Thursday, January 15, 2009

Low pay driving big state employee turnover

High employee turnover, particularly in low-paying, high-need jobs such as nurses aides and correctional officers are causing problems for a number of state agencies, according to Civil Service Director Anne Soileau.

One-third of the workers at two St. Gabriel prisons left during the year, according to a new Civil Service report.

Four state nursing homes for war veterans, including one in Jackson, had a 49 percent-or-greater changeover in personnel, the report stated.

Statewide, the government employee turnover hit 14 percent during the fiscal year ended June 30, the report stated.

The Civil Service Commission recommended increasing minimum salaries in entry-level employee job categories, effective July 1, to help employee retention.

Gov. Bobby Jindal’s office agreed to the plan, which would raise the pay for about 4,800 employees at a cost of $7.2 million. But Jindal’s Commissioner of Administration Angèle Davis said Tuesday she can no longer guarantee the pay increase because of state money woes.

Turnover at the four War Veterans homes is high, said Homer Rodgers, deputy assistant secretary of the Department of Veterans Affairs.
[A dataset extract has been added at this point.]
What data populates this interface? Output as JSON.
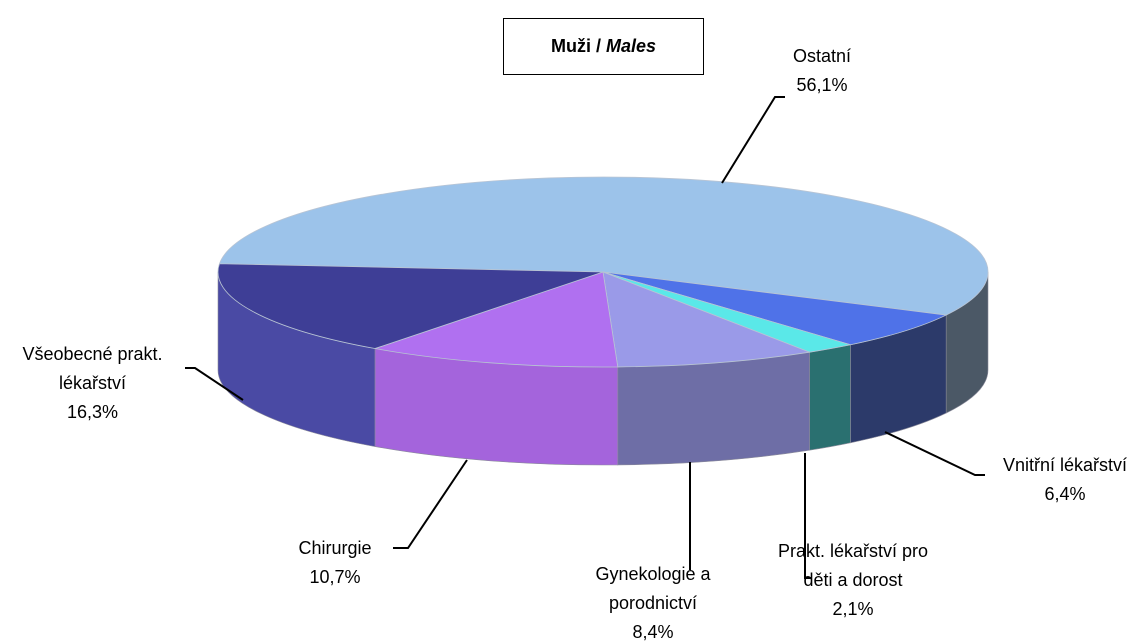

But he said it is better than the 110 percent rate at private-sector nursing homes.

At Corrections, employee turnover hit 35 percent at Elayn Hunt Correctional Center and 33 percent at the Louisiana Correctional Institute for Women.

Corrections Deputy Secretary Sheryl Ranatza said job opportunities with better pay created higher-than-normal employee turnover problems at the St. Gabriel prisons beginning at the end of the 2006 state budget year.

Ranatza said competitive pay is the biggest stumbling block in keeping security officers.